Simon Armitage (b.1963) is one of the UK’s best known and loved poets. He was born in the village of Marsden and lives in West Yorkshire. Until 1994 he worked as a probation officer in Greater Manchester.

Since his debut collection Zoom (Bloodaxe, 1989) was awarded a Poetry Book Society Choice, his work has gained a reputation and audience far beyond most contemporary poets. He is also a prolific writer: his many collections include Kid (Faber & Faber, 1992), Book of Matches (Faber & Faber, 1993), Cloud Cuckoo Land (Faber & Faber, 1997), The Universal Home Doctor (Faber & Faber, 2002) and Seeing Stars (Faber & Faber, 2010), alongside highly acclaimed translations.

His prose works include two novels and a best-selling memoir, All Points North (Penguin, 1998). He has also written extensively for radio, television, film and stage, including four stage plays and a dramatisation of The Odyssey for BBC Radio 4. His play for Radio 4, Black Roses: The Killing of Sophie Lancaster, about the true story of a teenager brutally set upon in a park by a gang for being a Goth, received unprecedented listener feedback.

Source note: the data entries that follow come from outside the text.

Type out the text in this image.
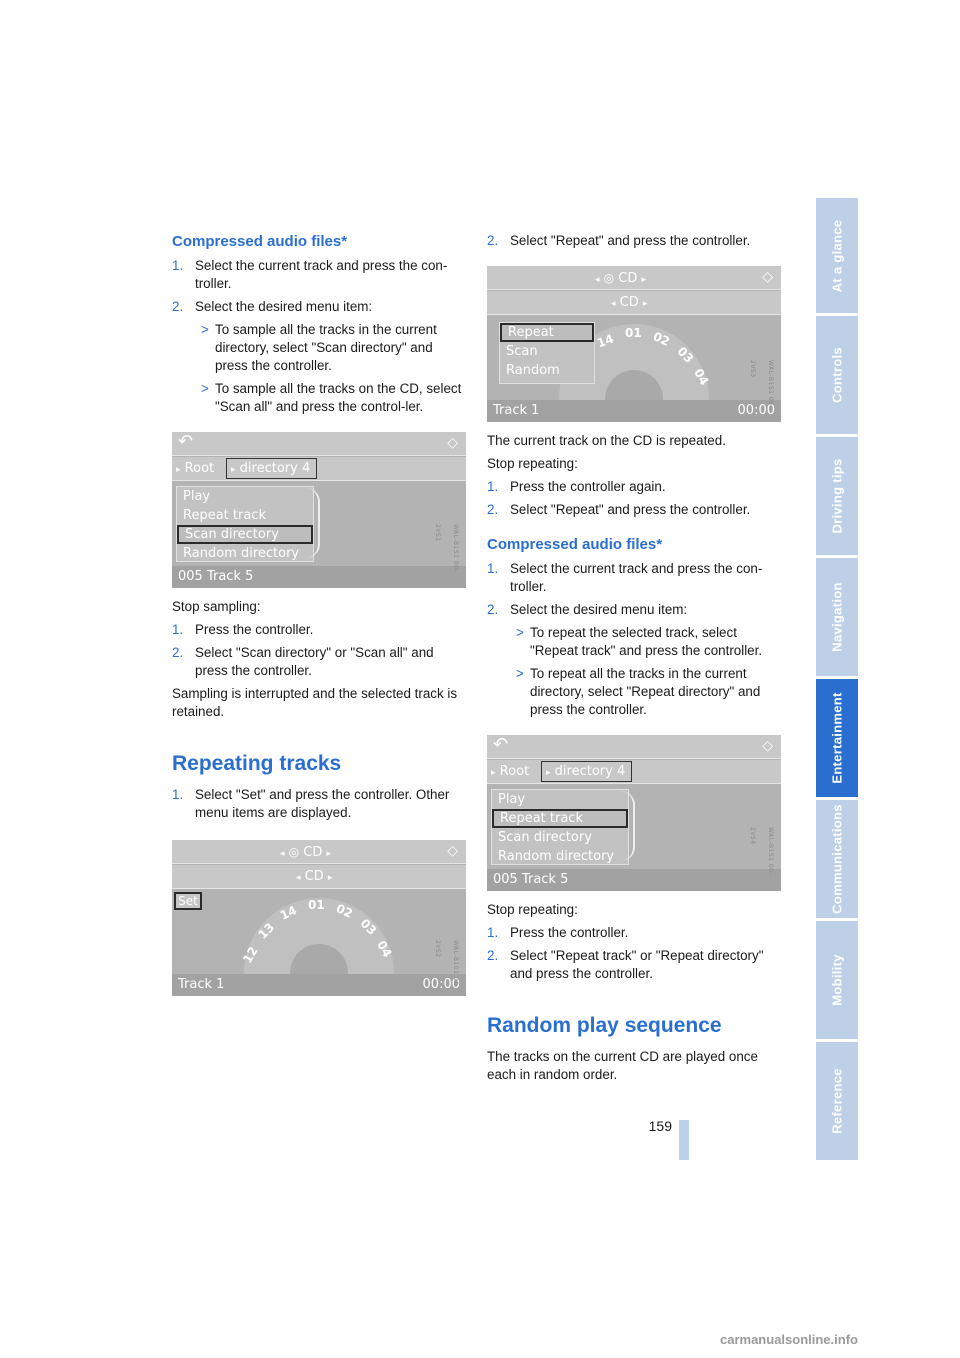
Compressed audio files*
1. Select the current track and press the con-troller.
2. Select the desired menu item:
> To sample all the tracks in the current directory, select "Scan directory" and press the controller.
> To sample all the tracks on the CD, select "Scan all" and press the control-ler.
↶	◇
▸ Root	▸ directory 4
Play
Repeat track
Scan directory
Random directory
005 Track 5
WAL-B1S1 00-2VS1

Stop sampling:

1. Press the controller.
2. Select "Scan directory" or "Scan all" and press the controller.

Sampling is interrupted and the selected track is retained.

Repeating tracks
1. Select "Set" and press the controller. Other menu items are displayed.
◂ ◎ CD ▸	◇
◂ CD ▸
Set
12
13
14 01 02
03
04
Track 1	00:00
WAL-B101 00-2VS2
2. Select "Repeat" and press the controller.
◂ ◎ CD ▸	◇
◂ CD ▸
Repeat
Scan
Random
14 01 02
03
04
Track 1	00:00
WAL-B1S1 00-2VS3

The current track on the CD is repeated.

Stop repeating:

1. Press the controller again.
2. Select "Repeat" and press the controller.
Compressed audio files*
1. Select the current track and press the con-troller.
2. Select the desired menu item:
> To repeat the selected track, select "Repeat track" and press the controller.
> To repeat all the tracks in the current directory, select "Repeat directory" and press the controller.
↶	◇
▸ Root	▸ directory 4
Play
Repeat track
Scan directory
Random directory
005 Track 5
WAL-B1S1 00-2VS4

Stop repeating:

1. Press the controller.
2. Select "Repeat track" or "Repeat directory" and press the controller.
Random play sequence

The tracks on the current CD are played once each in random order.

At a glance
Controls
Driving tips
Navigation
Entertainment
Communications
Mobility
Reference
159
carmanualsonline.info
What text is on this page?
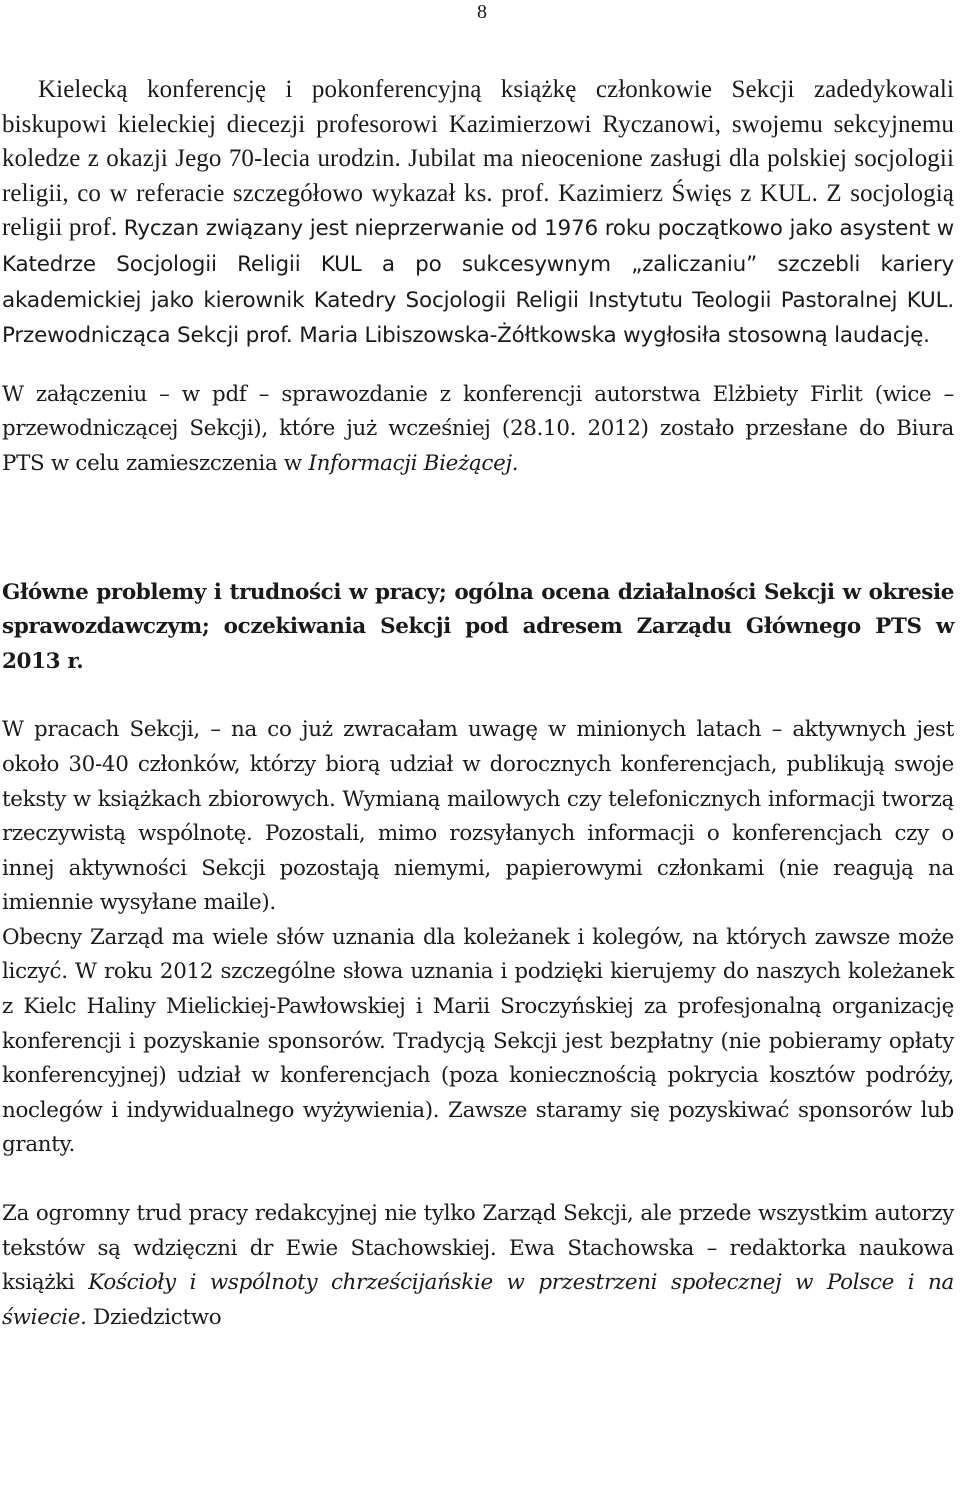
8

Kielecką konferencję i pokonferencyjną książkę członkowie Sekcji zadedykowali biskupowi kieleckiej diecezji profesorowi Kazimierzowi Ryczanowi, swojemu sekcyjnemu koledze z okazji Jego 70-lecia urodzin. Jubilat ma nieocenione zasługi dla polskiej socjologii religii, co w referacie szczegółowo wykazał ks. prof. Kazimierz Święs z KUL. Z socjologią religii prof. Ryczan związany jest nieprzerwanie od 1976 roku początkowo jako asystent w Katedrze Socjologii Religii KUL a po sukcesywnym „zaliczaniu” szczebli kariery akademickiej jako kierownik Katedry Socjologii Religii Instytutu Teologii Pastoralnej KUL. Przewodnicząca Sekcji prof. Maria Libiszowska-Żółtkowska wygłosiła stosowną laudację.

W załączeniu – w pdf – sprawozdanie z konferencji autorstwa Elżbiety Firlit (wice – przewodniczącej Sekcji), które już wcześniej (28.10. 2012) zostało przesłane do Biura PTS w celu zamieszczenia w Informacji Bieżącej.

Główne problemy i trudności w pracy; ogólna ocena działalności Sekcji w okresie sprawozdawczym; oczekiwania Sekcji pod adresem Zarządu Głównego PTS w 2013 r.

W pracach Sekcji, – na co już zwracałam uwagę w minionych latach – aktywnych jest około 30-40 członków, którzy biorą udział w dorocznych konferencjach, publikują swoje teksty w książkach zbiorowych. Wymianą mailowych czy telefonicznych informacji tworzą rzeczywistą wspólnotę. Pozostali, mimo rozsyłanych informacji o konferencjach czy o innej aktywności Sekcji pozostają niemymi, papierowymi członkami (nie reagują na imiennie wysyłane maile).

Obecny Zarząd ma wiele słów uznania dla koleżanek i kolegów, na których zawsze może liczyć. W roku 2012 szczególne słowa uznania i podzięki kierujemy do naszych koleżanek z Kielc Haliny Mielickiej-Pawłowskiej i Marii Sroczyńskiej za profesjonalną organizację konferencji i pozyskanie sponsorów. Tradycją Sekcji jest bezpłatny (nie pobieramy opłaty konferencyjnej) udział w konferencjach (poza koniecznością pokrycia kosztów podróży, noclegów i indywidualnego wyżywienia). Zawsze staramy się pozyskiwać sponsorów lub granty.

Za ogromny trud pracy redakcyjnej nie tylko Zarząd Sekcji, ale przede wszystkim autorzy tekstów są wdzięczni dr Ewie Stachowskiej. Ewa Stachowska – redaktorka naukowa książki Kościoły i wspólnoty chrześcijańskie w przestrzeni społecznej w Polsce i na świecie. Dziedzictwo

His work has received numerous awards including being shortlisted five times for the T S Eliot Prize, the Sunday Times Young Writer of the Year, the Keats Shelley Prize, and the National Book Critics Circle Award in the USA. He was awarded a CBE in 2010 for services to poetry.

Vicki Feaver

Vicki Feaver (b. 1943) grew up in Nottingham ‘in a house of quarrelling women’, an emotional inheritance which finds later expression in her poetry. She studied music at Durham University and English at University College, London, and worked as a lecturer in English and Creative Writing at University College, Chichester, becoming emeritus professor.

Her three collections have been highly praised. The second, The Handless Maiden (Jonathan Cape, 1994), included both the Arvon International Poetry Competition finalist ‘Lily Pond’, and ‘Judith’, winner of the Forward Poetry Prize for Best Single Poem. The same collection was also given a Heinemann Prize and shortlisted for the Forward Prize. Her most recent collection, The Book of Blood (Jonathan Cape, 2006) was shortlisted for the 2006 Costa Poetry Award.

Her dark and sensual re-workings of myth and fairy tale have been termed ‘domestic gothic’ by fellow poet Matthew Sweeney. While her poems incorporate objects from everyday life, Feaver often grafts them on to the transgressive power of these old tales, allowing her a space to explore emotions and desires which women are not usually allowed (or don’t allow themselves) to express. A central concern of her work is female creativity and its repression, and how this can find an outlet in violence.

Vicki Feaver currently lives in South Lanarkshire, Scotland.